The femoral canal is the medial (and smallest) compartment of the three compartments of the femoral sheath. It is conical in shape. The femoral canal contains lymphatic vessels, and adipose and loose connective tissue, as well as - sometimes - a deep inguinal lymph node. The function of the femoral canal is to accommodate the distension of the femoral vein when venous return from the leg is increased or temporarily restricted (e.g. during a Valsalva maneuver).

The proximal, abdominal end of the femoral canal forms the femoral ring.

The femoral canal should not be confused with the nearby adductor canal.

==Anatomy==
The femoral canal is bordered:
- anterosuperiorly by the inguinal ligament
- posteriorly by the pectineal ligament lying anterior to the superior pubic ramus
- Medially by the lacunar ligament
- Laterally by the femoral vein

Video of relevant anatomy

==Physiological significance==
The position of the femoral canal medially to the femoral vein is of physiologic importance.
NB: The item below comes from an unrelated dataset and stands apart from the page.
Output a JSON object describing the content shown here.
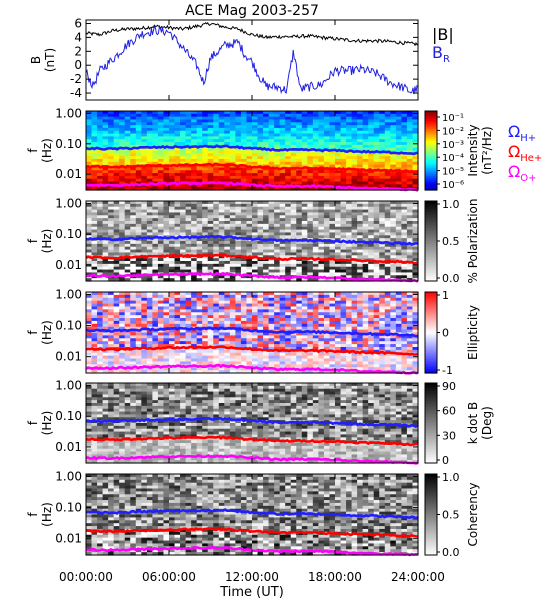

The space of the canal allows for the expansion of the femoral vein when venous return from the lower limbs is increased or when increased intra-abdominal pressure (Valsalva maneuver) causes a temporary stasis in the venous flow.

==Clinical significance==
The entrance to the femoral canal is the femoral ring, through which bowel can sometimes enter, causing a femoral hernia. Though femoral hernias are rare, their passage through the inflexible femoral ring puts them at particular risk of strangulation, giving them surgical priority.